En deuxième partie de soirée, la troisième Symphonie de Ludwig van Beethoven était au programme. Composée entre 1802 et 1804, cette symphonie est certainement de nos jours l’une des plus jouées car elle est reconnue par certains comme annonciatrice du romantisme musical. Communément appelée Eroica, elle fut dédiée au grand mécène qu’était le Prince Franz Joseph von Lobkowitz. À l’origine, l’oeuvre fut écrite en l’honneur de Napoléon Bonaparte sous le titre honorifique de Sinfonia grande, intitolata Bonaparte. Le compositeur admirait en effet les prises de positions et les idéaux prônés par le chef de file de la Révolution française. Quand Beethoven apprit que Napoléon s’était proclamé empereur des Français en mai 1804, il devint furieux. Dans sa colère, il effaça le nom de Bonaparte de la page titre avec une force telle qu’il en troua la partition.

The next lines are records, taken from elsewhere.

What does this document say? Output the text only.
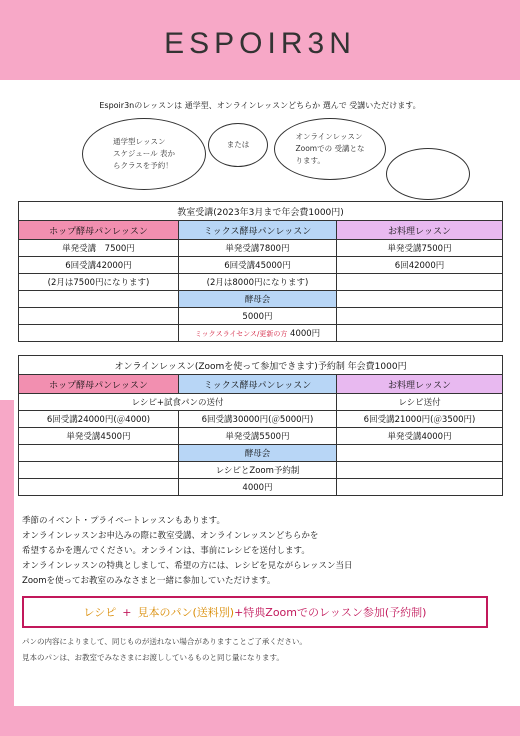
ESPOIR3N
Espoir3nのレッスンは 通学型、オンラインレッスンどちらか 選んで 受講いただけます。
通学型レッスン
スケジュール 表か
らクラスを予約！
または
オンラインレッスン
Zoomでの 受講とな
ります。
教室受講(2023年3月まで年会費1000円)		
ホップ酵母パンレッスン	ミックス酵母パンレッスン	お料理レッスン
単発受講　7500円	単発受講7800円	単発受講7500円
6回受講42000円	6回受講45000円	6回42000円
(2月は7500円になります)	(2月は8000円になります)	
	酵母会	
	5000円	
	ミックスライセンス/更新の方 4000円	
オンラインレッスン(Zoomを使って参加できます)予約制 年会費1000円		
ホップ酵母パンレッスン	ミックス酵母パンレッスン	お料理レッスン
レシピ+試食パンの送付		レシピ送付
6回受講24000円(＠4000)	6回受講30000円(＠5000円)	6回受講21000円(＠3500円)
単発受講4500円	単発受講5500円	単発受講4000円
	酵母会	
	レシピとZoom予約制	
	4000円	
季節のイベント・プライベートレッスンもあります。
オンラインレッスンお申込みの際に教室受講、オンラインレッスンどちらかを
希望するかを選んでください。オンラインは、事前にレシピを送付します。
オンラインレッスンの特典としまして、希望の方には、レシピを見ながらレッスン当日
Zoomを使ってお教室のみなさまと一緒に参加していただけます。
レシピ + 見本のパン(送料別) +特典Zoomでのレッスン参加(予約制)
パンの内容によりまして、同じものが送れない場合がありますことご了承ください。
見本のパンは、お教室でみなさまにお渡ししているものと同じ量になります。
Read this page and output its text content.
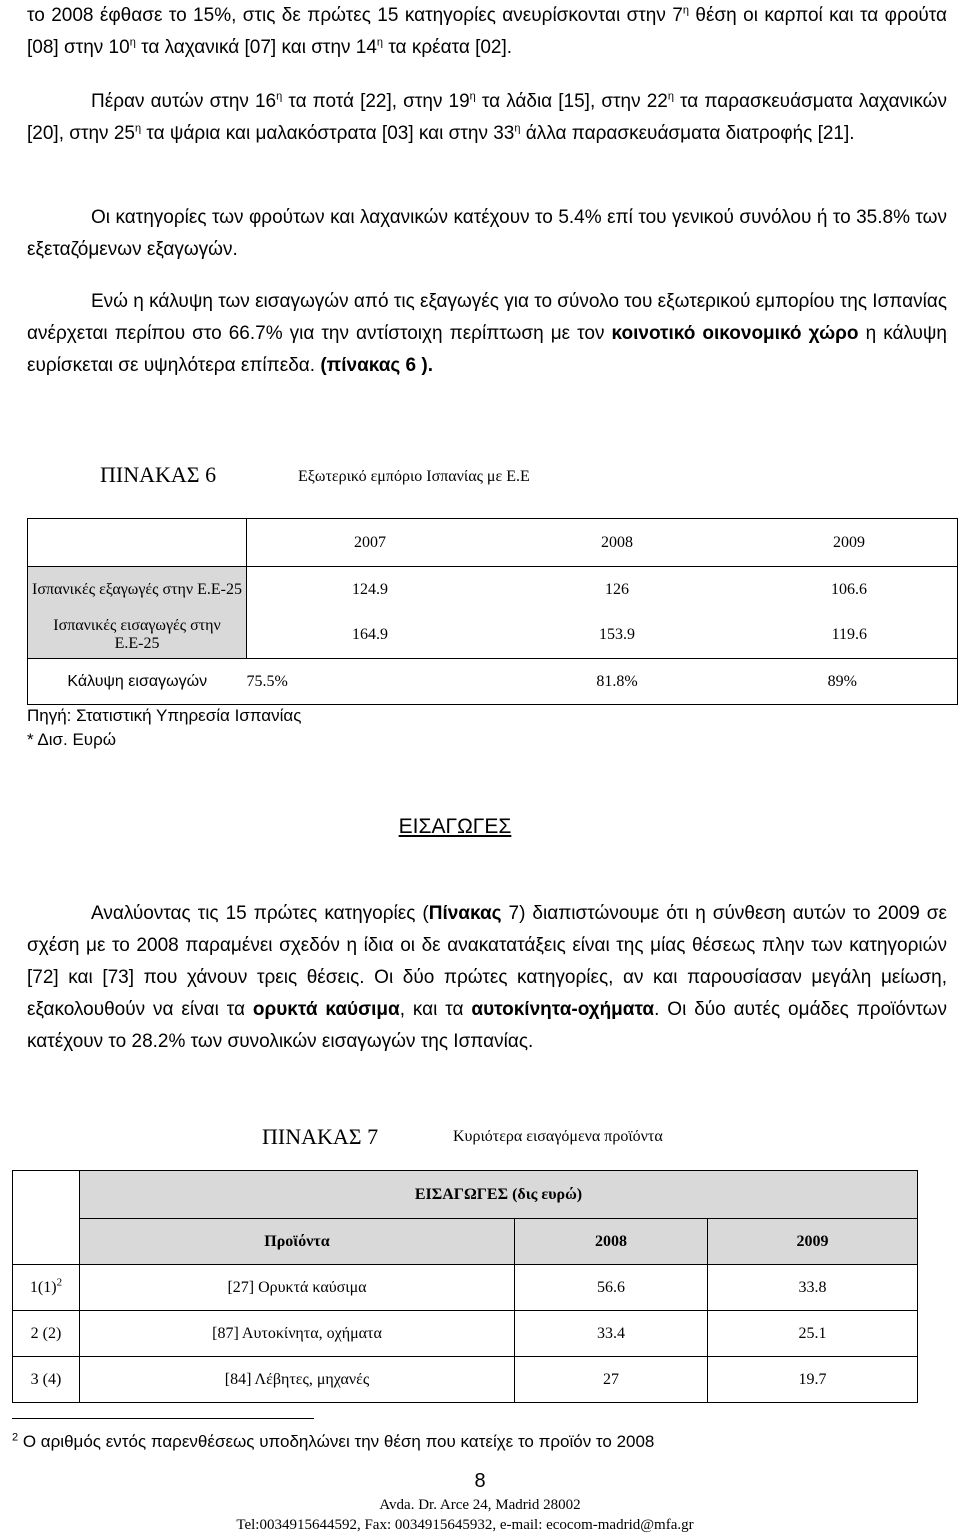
το 2008 έφθασε το 15%, στις δε πρώτες 15 κατηγορίες ανευρίσκονται στην $7^\eta$ θέση οι καρποί και τα φρούτα [08] στην $10^\eta$ τα λαχανικά [07] και στην $14^\eta$ τα κρέατα [02].

Πέραν αυτών στην $16^\eta$ τα ποτά [22], στην $19^\eta$ τα λάδια [15], στην $22^\eta$ τα παρασκευάσματα λαχανικών [20], στην $25^\eta$ τα ψάρια και μαλακόστρατα [03] και στην $33^\eta$ άλλα παρασκευάσματα διατροφής [21].

Οι κατηγορίες των φρούτων και λαχανικών κατέχουν το 5.4% επί του γενικού συνόλου ή το 35.8% των εξεταζόμενων εξαγωγών.

Ενώ η κάλυψη των εισαγωγών από τις εξαγωγές για το σύνολο του εξωτερικού εμπορίου της Ισπανίας ανέρχεται περίπου στο 66.7% για την αντίστοιχη περίπτωση με τον κοινοτικό οικονομικό χώρο η κάλυψη ευρίσκεται σε υψηλότερα επίπεδα. (πίνακας 6 ).

ΠΙΝΑΚΑΣ 6	Εξωτερικό εμπόριο Ισπανίας με Ε.Ε
	2007	2008	2009
Ισπανικές εξαγωγές στην Ε.Ε-25	124.9	126	106.6
Ισπανικές εισαγωγές στην Ε.Ε-25	164.9	153.9	119.6
Κάλυψη εισαγωγών	75.5%	81.8%	89%
Πηγή: Στατιστική Υπηρεσία Ισπανίας
* Δισ. Ευρώ
ΕΙΣΑΓΩΓΕΣ

Αναλύοντας τις 15 πρώτες κατηγορίες (Πίνακας 7) διαπιστώνουμε ότι η σύνθεση αυτών το 2009 σε σχέση με το 2008 παραμένει σχεδόν η ίδια οι δε ανακατατάξεις είναι της μίας θέσεως πλην των κατηγοριών [72] και [73] που χάνουν τρεις θέσεις. Οι δύο πρώτες κατηγορίες, αν και παρουσίασαν μεγάλη μείωση, εξακολουθούν να είναι τα ορυκτά καύσιμα, και τα αυτοκίνητα-οχήματα. Οι δύο αυτές ομάδες προϊόντων κατέχουν το 28.2% των συνολικών εισαγωγών της Ισπανίας.

ΠΙΝΑΚΑΣ 7	Κυριότερα εισαγόμενα προϊόντα
	ΕΙΣΑΓΩΓΕΣ (δις ευρώ)		
	Προϊόντα	2008	2009
$1(1)^2$	[27] Ορυκτά καύσιμα	56.6	33.8
2 (2)	[87] Αυτοκίνητα, οχήματα	33.4	25.1
3 (4)	[84] Λέβητες, μηχανές	27	19.7
$^2$ Ο αριθμός εντός παρενθέσεως υποδηλώνει την θέση που κατείχε το προϊόν το 2008
8
Avda. Dr. Arce 24, Madrid 28002
Tel:0034915644592, Fax: 0034915645932, e-mail: ecocom-madrid@mfa.gr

L’oeuvre d’une durée de 55 minutes se scinde en quatre mouvements. Un des principes fondateurs de l’écriture de Beethoven et de l’élaboration de ses idées, est de toujours partir d’un motif simple. À ce titre, la Symphonie n°3 est une oeuvre maîtresse. Après deux brefs accords de mi bémol majeur, le thème principal « héroïque » est exposé aux violoncelles puis aux violons. Ce thème n’est autre que l’arpège de l’accord de mi bémol majeur inséré dans une métrique à trois temps. Juste avant la récapitulation, le cor d’harmonie fait son entrée en solo sur le thème principal, en légère dissonance avec le reste des instruments. Nous gardons en tête la légendaire anecdote rapportée par le disciple de Beethoven, Ferdinand Ries, qui racontait : « La première répétition de la symphonie fut terrible, mais le corniste entra pile au moment prévu. Je me tenais à côté de Beethoven et, croyant que le musicien avait fait une entrée hâtive, je dis : « Ce maudit corniste ! Ne sait-il pas compter ? Cela sonne affreusement faux ! Je crois que j’ai été à deux doigts de me faire chauffer les oreilles. Il a fallu un long moment avant que Beethoven ne me pardonne. ».
Avec une grande décontraction, l’Orchestre de Dresde offre un premier mouvement brillant, exempt de tout artifice. Après avoir délicatement posé sa baguette sur le pupitre du Concertmaster, Georges Prêtre fait le choix de diriger la Marche funèbre à mains nues. Malgré quelques légers problèmes de mise en place au début, l’intensité contenue de ce second mouvement émerveille. De plus, l’homogénéité et la cohésion du pupitre des cordes dans le Scherzo sont renversantes. Ainsi, le jeu des dynamiques s’en trouve renforcé : les forte apparaissent comme de véritables points culminants portés par de subtils crescendi. Enfin, le dernier mouvement laisse exploser une énergie déjà présente dans l’Allegro Vivace du Scherzo. Debout, le public ovationne l’Orchestre qui entame sans attendre, la quatrième danse hongroise de Brahms. Cette soirée riche en émotion s’achève ainsi sous les meilleurs auspices. Les spectateurs présents ce soir là, conquis et encore sous le choc d’avoir assisté à un concert d’exception, étaient déjà impatients à l’idée de retrouver, l’an prochain et au même endroit, la Staatskapelle de Dresde.
Paris. Théâtre des Champs Elysées, le 17 mai 2010. Richard Strauss: Danse des sept voiles (extrait de Salomé), Première séquence de valses (extraits des actes I et II du Rosenkavalier), Trio et Duo final du Rosenkavalier. Ludwig Van Beethoven: Symphonie n° 3 en mi bémol majeur op.55 « Héroïque » . Orchestre de la Staatskapelle de Dresde. Georges Prêtre, direction. Genia Kühmeier & Anne Schwanewilms, sopranos, Bernarda Fink, mezzosoprano.